Severe cases or underlying conditions:

  • Prescription antifungal medications: These might be tablets, lozenges, or liquids, depending on the specific medication.

  • Addressing underlying conditions: Treating diabetes, managing HIV/AIDS, or adjusting medications that contribute to thrush can be crucial.

  • Dental visit: If symptoms worsen, do not improve within a few weeks, or you have concerns, consult your dental professional.

Home Remedies

Oral thrush can be treated at home using natural ingredients with antifungal properties. Some home remedies that can help relieve symptoms and supplement treatment include:

  • Coconut oil: Swish with a teaspoon of organic virgin coconut oil daily to help kill yeast overgrowth.

  • Aloe vera: The inner gel has antifungal effects. Apply directly to lesions several times a day.

  • Proper oral hygiene: Brush your teeth twice daily and clean dentures to help remove excess Candida over time.

  • Saltwater Rinse: Dissolve 1/2 teaspoon salt in 1 cup of warm water. Swish and spit out.

  • Yoghourt: Eat unsweetened yoghurt for probiotics or take a daily probiotic supplement.

  • Lemon Juice: Mix lemon juice from 1/2 lemon into 1 cup water. Drink or use as a mouthwash.

How Do You Prevent Oral Thrush?

Preventing oral thrush involves adopting proactive measures to maintain oral health and minimize the risk of fungal infections. From addressing specific medication practices to dietary considerations and overall hygiene, here are key strategies to help prevent the occurrence of oral thrush.

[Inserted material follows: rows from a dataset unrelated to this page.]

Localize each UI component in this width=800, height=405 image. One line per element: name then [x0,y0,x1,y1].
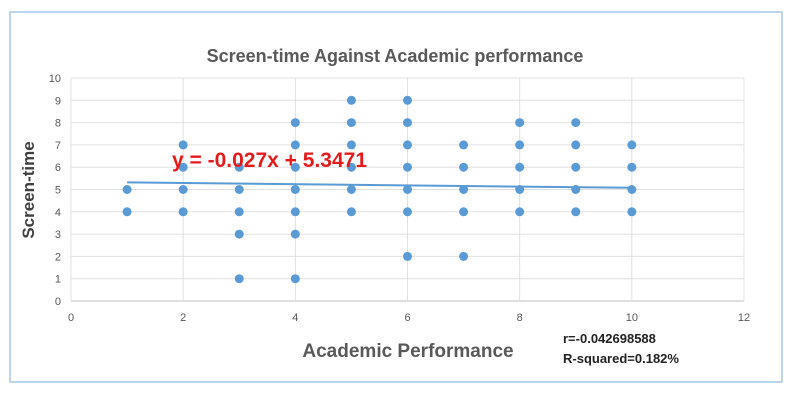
data-point [346,185,356,194]
data-point [290,229,300,239]
data-point [403,207,412,217]
data-point [234,162,244,172]
data-point [234,207,244,217]
y-tick-label: 7 [55,140,61,152]
y-tick-label: 5 [55,185,61,197]
data-point [178,185,188,194]
data-point [571,140,581,150]
data-point [459,162,469,172]
data-point [515,162,525,172]
data-point [571,185,581,194]
data-point [459,185,469,194]
y-tick-label: 4 [55,207,61,219]
data-point [290,274,300,284]
r-squared-value: R-squared=0.182% [563,351,679,366]
data-point [346,162,356,172]
data-point [627,162,637,172]
data-point [178,140,188,150]
data-point [627,185,637,194]
y-tick-label: 2 [55,251,61,263]
data-point [234,274,244,284]
data-points [122,95,637,284]
x-axis-label: Academic Performance [302,341,513,362]
x-tick-labels: 0 2 4 6 8 10 12 [68,312,750,324]
x-tick-label: 2 [180,312,186,324]
data-point [515,140,525,150]
data-point [403,251,412,261]
data-point [122,185,132,194]
data-point [290,118,300,128]
y-tick-label: 1 [55,274,61,286]
data-point [627,207,637,217]
data-point [459,251,469,261]
x-tick-label: 0 [68,312,74,324]
x-tick-label: 8 [517,312,523,324]
chart-border [9,11,783,383]
data-point [459,140,469,150]
data-point [515,118,525,128]
x-tick-label: 12 [738,312,750,324]
data-point [290,207,300,217]
data-point [571,207,581,217]
y-tick-label: 3 [55,229,61,241]
data-point [403,95,412,105]
data-point [515,207,525,217]
y-tick-label: 9 [55,95,61,107]
y-tick-label: 0 [55,296,61,308]
y-tick-label: 10 [49,73,61,85]
data-point [403,185,412,194]
data-point [234,185,244,194]
data-point [571,162,581,172]
data-point [459,207,469,217]
x-tick-label: 6 [404,312,410,324]
data-point [178,207,188,217]
y-axis-label: Screen-time [19,141,38,238]
data-point [290,140,300,150]
data-point [234,229,244,239]
data-point [290,185,300,194]
data-point [403,162,412,172]
y-tick-labels: 0 1 2 3 4 5 6 7 8 9 10 [49,73,61,308]
y-tick-label: 6 [55,162,61,174]
data-point [346,207,356,217]
data-point [571,118,581,128]
x-tick-label: 10 [626,312,638,324]
chart-title: Screen-time Against Academic performance [207,46,584,66]
r-value: r=-0.042698588 [563,331,656,346]
data-point [346,118,356,128]
data-point [403,140,412,150]
data-point [346,95,356,105]
data-point [346,140,356,150]
data-point [178,162,188,172]
data-point [403,118,412,128]
x-tick-label: 4 [292,312,298,324]
data-point [627,140,637,150]
trendline-equation: y = -0.027x + 5.3471 [172,149,367,172]
y-tick-label: 8 [55,118,61,130]
data-point [515,185,525,194]
trendline [127,181,632,189]
data-point [290,162,300,172]
data-point [122,207,132,217]
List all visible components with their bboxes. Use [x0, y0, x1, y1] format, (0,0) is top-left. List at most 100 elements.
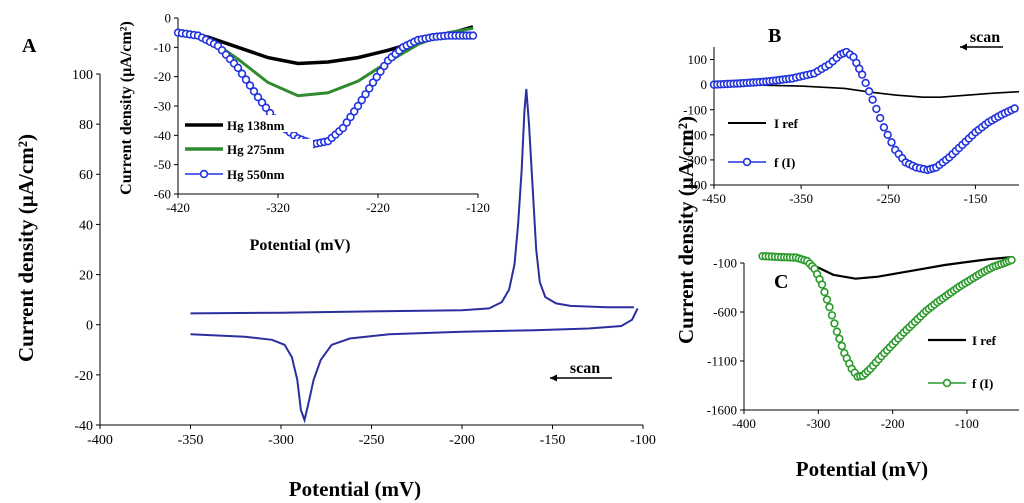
inset-marker — [342, 118, 351, 127]
panel-b-marker — [864, 87, 874, 96]
inset-legend-label: Hg 550nm — [227, 167, 285, 182]
inset-x-tick-label: -420 — [166, 200, 190, 215]
inset-panel: -420 -320 -220 -120 -60 -50 -40 -30 -20 -10 0 Hg 13… — [154, 11, 490, 215]
inset-marker — [245, 81, 255, 90]
panel-b-y-tick-label: -100 — [683, 102, 707, 117]
inset-marker — [346, 112, 355, 122]
panel-c-y-tick-label: -1600 — [707, 403, 737, 418]
inset-marker — [376, 67, 385, 76]
inset-marker — [361, 90, 370, 99]
panel-b-y-tick-label: 0 — [701, 77, 708, 92]
panel-a-y-tick-label: -40 — [74, 419, 93, 434]
panel-a-x-tick-label: -250 — [359, 433, 385, 448]
panel-a-x-tick-label: -300 — [268, 433, 294, 448]
panel-b-marker — [868, 95, 877, 104]
panel-b-x-tick-label: -350 — [789, 191, 813, 206]
right-ylabel: Current density (µA/cm²) — [674, 116, 698, 344]
panel-a-y-tick-label: 40 — [79, 218, 93, 233]
panel-c-legend-label: I ref — [972, 333, 997, 348]
inset-marker — [365, 84, 374, 93]
panel-a-x-tick-label: -150 — [540, 433, 566, 448]
inset-ylabel: Current density (µA/cm²) — [118, 21, 135, 195]
panel-a-scan-arrow-head — [550, 374, 557, 382]
inset-y-tick-label: -20 — [154, 69, 171, 84]
inset-marker — [237, 69, 247, 78]
panel-c-xlabel: Potential (mV) — [796, 457, 928, 481]
panel-c-x-tick-label: -100 — [955, 416, 979, 431]
inset-legend-label: Hg 138nm — [227, 118, 285, 133]
panel-c-y-tick-label: -1100 — [707, 354, 737, 369]
panel-a: -400 -350 -300 -250 -200 -150 -100-40-20020406… — [72, 68, 656, 448]
panel-b-marker — [857, 70, 867, 79]
panel-b-marker — [887, 138, 896, 147]
inset-xlabel: Potential (mV) — [250, 237, 351, 254]
panel-c-marker — [837, 341, 847, 351]
panel-a-series-forward — [190, 88, 634, 315]
panel-a-x-tick-label: -200 — [449, 433, 475, 448]
inset-legend-label: Hg 275nm — [227, 142, 285, 157]
panel-a-y-tick-label: 0 — [86, 319, 93, 334]
inset-marker — [368, 78, 378, 87]
panel-b-legend-marker — [742, 157, 752, 167]
inset-legend-bg — [183, 164, 313, 181]
panel-c-y-tick-label: -600 — [713, 305, 737, 320]
panel-c-marker — [820, 287, 829, 297]
panel-c-marker — [830, 319, 839, 328]
panel-c-marker — [825, 302, 834, 312]
inset-x-tick-label: -120 — [466, 200, 490, 215]
panel-c-marker — [835, 334, 844, 343]
inset-marker — [372, 72, 381, 82]
panel-c-marker — [827, 311, 837, 320]
panel-b-marker — [879, 123, 889, 132]
panel-c-marker — [817, 280, 827, 289]
panel-b-y-tick-label: 100 — [688, 52, 708, 67]
panel-b-x-tick-label: -450 — [702, 191, 726, 206]
panel-a-y-tick-label: -20 — [74, 369, 93, 384]
panel-b-marker — [883, 130, 892, 140]
panel-a-x-tick-label: -400 — [87, 433, 113, 448]
panel-a-y-tick-label: 80 — [79, 118, 93, 133]
inset-y-tick-label: -40 — [154, 128, 171, 143]
inset-y-tick-label: -50 — [154, 157, 171, 172]
panel-c-x-tick-label: -300 — [806, 416, 830, 431]
panel-b-marker — [1010, 104, 1019, 113]
inset-legend-bg — [183, 139, 313, 156]
inset-legend-marker — [199, 169, 209, 179]
panel-b-legend-label: f (I) — [774, 155, 795, 170]
inset-y-tick-label: -30 — [154, 99, 171, 114]
panel-a-ylabel: Current density (µA/cm²) — [14, 134, 38, 362]
inset-y-tick-label: -60 — [154, 187, 171, 202]
inset-y-tick-label: 0 — [165, 11, 172, 26]
panel-b-x-tick-label: -150 — [964, 191, 988, 206]
inset-marker — [357, 95, 366, 105]
inset-marker — [257, 98, 267, 107]
panel-b-y-tick-label: -300 — [683, 152, 707, 167]
inset-x-tick-label: -220 — [366, 200, 390, 215]
panel-c-legend-marker — [942, 378, 952, 388]
panel-b-x-tick-label: -250 — [876, 191, 900, 206]
panel-c-y-tick-label: -100 — [713, 256, 737, 271]
inset-marker — [338, 123, 348, 133]
panel-c-x-tick-label: -400 — [732, 416, 756, 431]
inset-marker — [468, 31, 478, 40]
panel-a-y-tick-label: 100 — [72, 68, 93, 83]
panel-a-y-tick-label: 20 — [79, 268, 93, 283]
panel-b: -450 -350 -250 -150 -400 -300 -200 -100 0 100 I re… — [683, 43, 1020, 206]
panel-a-label: A — [22, 35, 37, 57]
panel-c-x-tick-label: -200 — [881, 416, 905, 431]
inset-x-tick-label: -320 — [266, 200, 290, 215]
panel-c: -400 -300 -200 -100 -1600 -1100 -600 -100 I ref f… — [707, 251, 1019, 431]
inset-marker — [253, 92, 263, 102]
inset-marker — [249, 87, 259, 96]
panel-a-series-reverse — [190, 307, 639, 424]
inset-marker — [261, 103, 271, 112]
inset-marker — [241, 75, 251, 84]
panel-a-x-tick-label: -100 — [630, 433, 656, 448]
panel-a-x-tick-label: -350 — [178, 433, 204, 448]
panel-c-label: C — [774, 271, 788, 293]
panel-a-xlabel: Potential (mV) — [289, 477, 421, 501]
inset-y-tick-label: -10 — [154, 40, 171, 55]
panel-a-scan-label: scan — [570, 360, 600, 377]
panel-b-series-I ref — [713, 83, 1020, 98]
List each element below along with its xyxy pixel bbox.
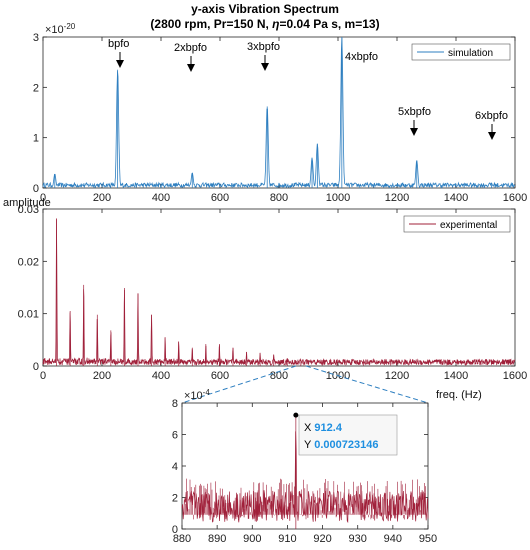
x-tick-label: 400: [152, 192, 170, 204]
annotation-2xbpfo: 2xbpfo: [174, 42, 207, 72]
y-tick-label: 0.01: [18, 309, 39, 321]
legend-box: [403, 215, 511, 233]
zoom-noise-trace: [182, 478, 429, 520]
y-tick-label: 2: [33, 82, 39, 94]
x-tick-label: 880: [173, 533, 191, 545]
x-tick-label: 900: [243, 533, 261, 545]
x-tick-label: 600: [211, 192, 229, 204]
series-line-simulation: [42, 37, 516, 189]
x-tick-label: 910: [278, 533, 296, 545]
annotation-label: 6xbpfo: [475, 110, 508, 122]
legend-label: simulation: [448, 48, 493, 59]
annotation-arrow-head: [116, 60, 124, 68]
x-tick-label: 930: [349, 533, 367, 545]
x-tick-label: 1200: [385, 192, 409, 204]
y-tick-label: 1: [33, 133, 39, 145]
x-tick-label: 1200: [385, 370, 409, 382]
y-tick-label: 0.02: [18, 256, 39, 268]
y-tick-label: 4: [172, 461, 178, 473]
annotation-arrow-head: [261, 63, 269, 71]
y-tick-label: 0.03: [18, 204, 39, 216]
annotation-label: 5xbpfo: [398, 106, 431, 118]
y-tick-label: 3: [33, 32, 39, 44]
x-tick-label: 1000: [326, 192, 350, 204]
annotation-5xbpfo: 5xbpfo: [398, 106, 431, 136]
zoom-link-right: [305, 365, 429, 404]
x-tick-label: 890: [208, 533, 226, 545]
annotation-arrow-head: [488, 132, 496, 140]
x-tick-label: 1600: [503, 370, 527, 382]
annotation-label: bpfo: [108, 38, 129, 50]
annotation-6xbpfo: 6xbpfo: [475, 110, 508, 140]
legend-experimental: experimental: [403, 215, 511, 233]
experimental-panel: 0200400600800100012001400160000.010.020.…: [3, 197, 527, 401]
legend-simulation: simulation: [411, 43, 511, 61]
chart-title: y-axis Vibration Spectrum: [191, 2, 339, 16]
datatip: X 912.4 Y 0.000723146: [298, 414, 398, 456]
zoom-connector-lines: [181, 365, 429, 404]
y-tick-label: 2: [172, 493, 178, 505]
plot-area: [42, 208, 516, 367]
x-tick-label: 1400: [444, 192, 468, 204]
x-tick-label: 940: [384, 533, 402, 545]
zoom-inset-panel: 880 890 900 910 920 930 940 950 0 2 4 6 8 ×10-4 X 912.…: [172, 388, 437, 545]
x-tick-label: 800: [270, 192, 288, 204]
y-tick-label: 6: [172, 430, 178, 442]
datatip-x: X 912.4: [304, 422, 343, 434]
y-exponent-label: ×10-4: [184, 388, 210, 402]
x-tick-label: 1600: [503, 192, 527, 204]
x-tick-label: 0: [40, 370, 46, 382]
x-tick-label: 0: [40, 192, 46, 204]
x-tick-label: 200: [93, 370, 111, 382]
annotation-3xbpfo: 3xbpfo: [247, 41, 280, 71]
annotation-bpfo: bpfo: [108, 38, 129, 68]
y-tick-label: 8: [172, 398, 178, 410]
datatip-marker: [293, 412, 299, 418]
chart-subtitle: (2800 rpm, Pr=150 N, η=0.04 Pa s, m=13): [150, 17, 380, 31]
y-tick-label: 0: [172, 524, 178, 536]
annotation-label: 2xbpfo: [174, 42, 207, 54]
datatip-box: [298, 414, 398, 456]
series-line-experimental: [42, 219, 516, 367]
zoom-link-left: [181, 365, 297, 404]
y-exponent-label: ×10-20: [45, 22, 76, 36]
x-tick-label: 800: [270, 370, 288, 382]
datatip-y: Y 0.000723146: [304, 439, 378, 451]
x-tick-label: 400: [152, 370, 170, 382]
annotation-arrow-head: [187, 64, 195, 72]
annotation-label: 4xbpfo: [345, 51, 378, 63]
y-tick-label: 0: [33, 361, 39, 373]
x-axis-label: freq. (Hz): [436, 389, 482, 401]
simulation-panel: 0 200 400 600 800 1000 1200 1400 1600 0 1 2 3 ×10-20 s…: [33, 22, 527, 204]
x-tick-label: 920: [313, 533, 331, 545]
y-tick-label: 0: [33, 183, 39, 195]
x-tick-label: 1400: [444, 370, 468, 382]
legend-label: experimental: [440, 220, 497, 231]
annotation-label: 3xbpfo: [247, 41, 280, 53]
x-tick-label: 600: [211, 370, 229, 382]
legend-box: [411, 43, 511, 61]
x-tick-label: 950: [419, 533, 437, 545]
annotation-4xbpfo: 4xbpfo: [345, 51, 378, 63]
x-tick-label: 200: [93, 192, 111, 204]
y-axis-label: amplitude: [3, 197, 51, 209]
annotation-arrow-head: [410, 128, 418, 136]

  • Rinse your mouth if you are using a corticosteroid inhaler.

  • Consume fresh-culture yoghurt when on antibiotics.

  • Address vaginal yeast infections promptly during pregnancy.

  • Regular dental check-ups are crucial.

  • Reduce intake of foods rich in sugar and yeast.

Good oral hygiene and prompt medical advice can clear up most thrush cases. Controlling any underlying medical conditions is also important in preventing recurrent infections. Though uncomfortable, oral thrush is curable with the right care.